Andranik Eskandarian with the Cosmos.

The elder Eskandarian was one of only two non-Muslims who played for Iran in the 1978 World Cup in Argentina. The swift and tenacious outside right back later joined the Cosmos and became a fan favorite. He experienced a troubling episode when the Cosmos played at Fort Lauderdale at the height of what became known as the Iranian Hostage Crisis. A man jumped out of the stands at Lockhart Stadium and attacked Eskandarian.


The elder Eskandarian played for Taj, now called Esteghlal, in Tehran.

“Growing up, our first language was Armenian,” Alecko said. “Culture was an important part of my upbringing and I went to an Armenian school in New Milford. The genocide forced Armenians to move and Iran was one of the countries that were receptive. My dad is quiet about that stuff. He endured a lot and it made him stronger. He always said that in Iran they consider him Armenian and in America some people will always consider him to be Iranian.”

Until his early teenage years, an admittedly shy Alecko played on the local teams in Montvale before moving to the Ramapo Wildcats and playing against better competition.

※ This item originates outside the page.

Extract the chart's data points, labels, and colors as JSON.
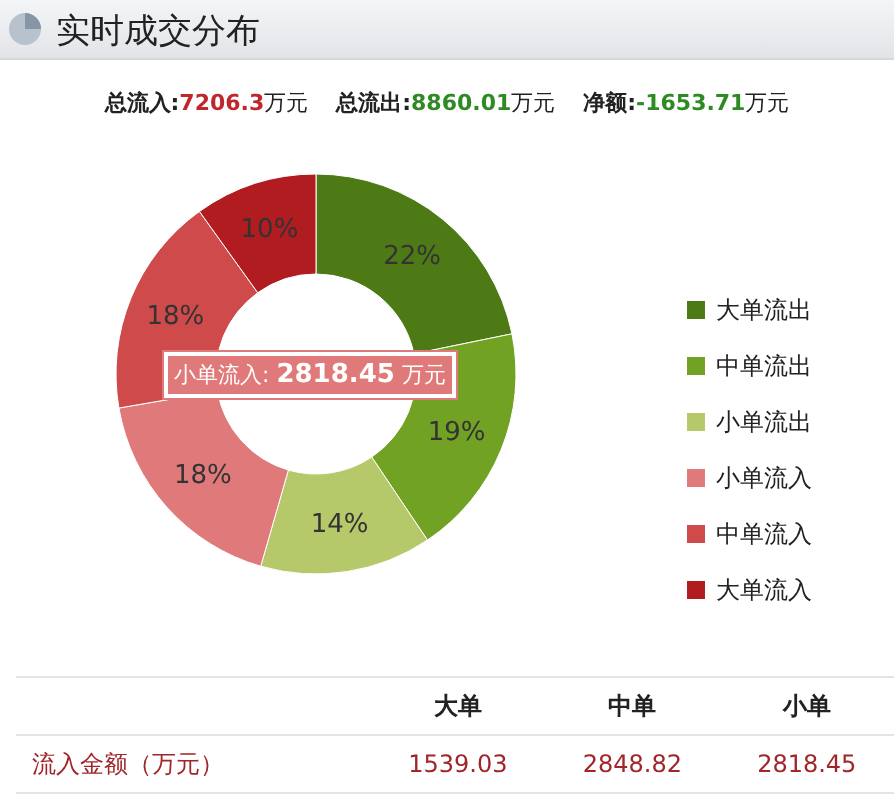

While a freshman at Bergen Catholic a friend suggested he try out for the regional ODP team.

“I made the area team, then made state team,” he said. “I didn’t really start and they were playing me at left back just because I’m a lefty. I was too shy to even say anything, I was just excited to make the team. My poor dad drove up and back to Trenton twice a week. All the way he was asking why I’m not going forward. We had a lot of difficult car rides home. If I was my dad I would have stopped driving. He would say, ‘Why don’t you show yourself, you’re not even playing.’ Once I got the confidence to show myself, I dribbled past a whole team and scored. The coach said he’d try me at forward, which was my position, and I never again played in the back.”

Before he became a four-year varsity high school sensation in Bergen County, Eskandarian was once watching his brother practice because Bergen Catholic at the time barred freshman from playing varsity.

“My brother was captain of varsity team,” Alecko said. “I would practice with the freshman team and sit in stands and watch varsity practice. It’s funny how I got my opportunity after spending the first month with the freshman. A player got hurt and they needed a body. They asked me to jump in and I scored six goals in practice. I think that made me an exception to the rule.”

He went on to score a record 154 goals in four years, including an incredible 66 in his senior season in 1999.

From there it was on to Virginia, where he played for George Glenovatch, MLS and a stint as an assistance coach with the New York Cosmos of the North American Soccer League (leading the club’s B team to an NPSL title in 2015). While in Los Angeles with the Galaxy, Eskandarian received a curious call on his cellphone — from Kris Jenner, the mother of Kim Kardashian.

“I got a call out of the blue and they ran me through 20 questions,” he said. “We went out to dinner, cameras and all for ‘Keeping Up With the Kardashians.’ It was fine. I knew what I was getting into. You know, the whole Armenian thing and the whole TV thing.”